- Al-Faisaliyyah Location within Saudi Arabia Al-Faisaliyyah Location within Asia
- Coordinates: 24°38′3″N 46°46′51″E﻿ / ﻿24.63417°N 46.78083°E
- Country: Saudi Arabia
- City: Riyadh
- Named for: King Faisal ibn Abdulaziz

Government
- • Body: Baladiyah Al Batha

Language
- • Official: Arabic

= Al Faisaliyyah (Riyadh) =

Al-Faisaliyyah (حي الفيصلية), locally al-Ghalah (الغالة) and pejoratively as al-Mamnūʿāt (الممنوعات; lit. no-go zone), is a shanty neighborhood and a subject of Baladiyah al-Batha in south-east Riyadh, Saudi Arabia, inhabited mainly by lower-class Afro-Arabs besides having significant presence of Yemenis, Indians, Filipinos and Bangladeshis. Bordered by Southern Ring Road to the south and Eastern Ring Road to the east, it shares proximity with as-Sinaiyah and al-Khalidiyyah neighborhoods to the west and al-Faruq neighborhood to the north.

== History ==
Al-Faisaliyyah derives its name from King Faisal ibn Abdulaziz. Owing to its ostracized and uninhabited atmosphere, it was previously called 'al-Ghalah (الغالة), which basically translates to 'something which is cut-off from the sea'. According to a 2004 article by Al Riyadh, the area was gifted by King Faisal to homeless undocumented African migrants who used to live in al-Malazz and al-Maizilah neighborhoods (behind King Fahd International Stadium).

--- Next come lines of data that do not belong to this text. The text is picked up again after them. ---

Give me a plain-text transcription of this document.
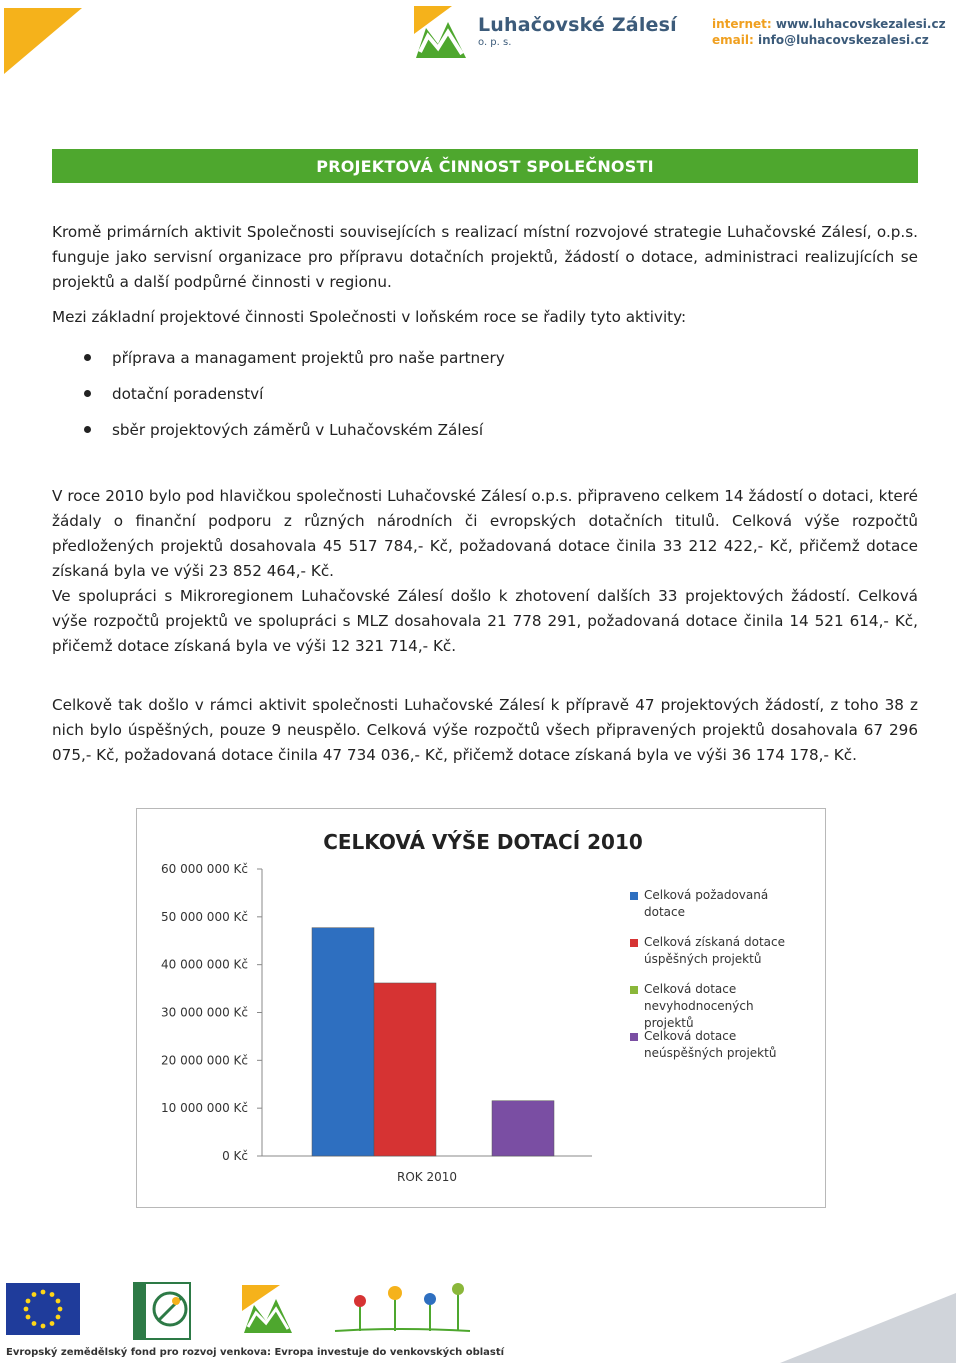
Luhačovské Zálesí
o. p. s.
internet: www.luhacovskezalesi.cz
email: info@luhacovskezalesi.cz
PROJEKTOVÁ ČINNOST SPOLEČNOSTI

Kromě primárních aktivit Společnosti souvisejících s realizací místní rozvojové strategie Luhačovské Zálesí, o.p.s. funguje jako servisní organizace pro přípravu dotačních projektů, žádostí o dotace, administraci realizujících se projektů a další podpůrné činnosti v regionu.

Mezi základní projektové činnosti Společnosti v loňském roce se řadily tyto aktivity:

příprava a managament projektů pro naše partnery
dotační poradenství
sběr projektových záměrů v Luhačovském Zálesí

V roce 2010 bylo pod hlavičkou společnosti Luhačovské Zálesí o.p.s. připraveno celkem 14 žádostí o dotaci, které žádaly o finanční podporu z různých národních či evropských dotačních titulů. Celková výše rozpočtů předložených projektů dosahovala 45 517 784,- Kč, požadovaná dotace činila 33 212 422,- Kč, přičemž dotace získaná byla ve výši 23 852 464,- Kč.

Ve spolupráci s Mikroregionem Luhačovské Zálesí došlo k zhotovení dalších 33 projektových žádostí. Celková výše rozpočtů projektů ve spolupráci s MLZ dosahovala 21 778 291, požadovaná dotace činila 14 521 614,- Kč, přičemž dotace získaná byla ve výši 12 321 714,- Kč.

Celkově tak došlo v rámci aktivit společnosti Luhačovské Zálesí k přípravě 47 projektových žádostí, z toho 38 z nich bylo úspěšných, pouze 9 neuspělo. Celková výše rozpočtů všech připravených projektů dosahovala 67 296 075,- Kč, požadovaná dotace činila 47 734 036,- Kč, přičemž dotace získaná byla ve výši 36 174 178,- Kč.

CELKOVÁ VÝŠE DOTACÍ 2010
0 Kč
10 000 000 Kč
20 000 000 Kč
30 000 000 Kč
40 000 000 Kč
50 000 000 Kč
60 000 000 Kč
ROK 2010
Celková požadovaná dotace
Celková získaná dotace úspěšných projektů
Celková dotace nevyhodnocených projektů
Celková dotace neúspěšných projektů
Evropský zemědělský fond pro rozvoj venkova: Evropa investuje do venkovských oblastí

== Unemployment and security ==
Al-Faisaliyyah is one of the most crime-infested areas of Riyadh and has been dubbed by locals as 'al-Mamnūʿāt (الممنوعات; lit. no-go zone), and has one of the highest unemployment ratios in the capital. According to Asharq Al-Awsat in 2007, almost sixty percent of the residents living in were undocumented.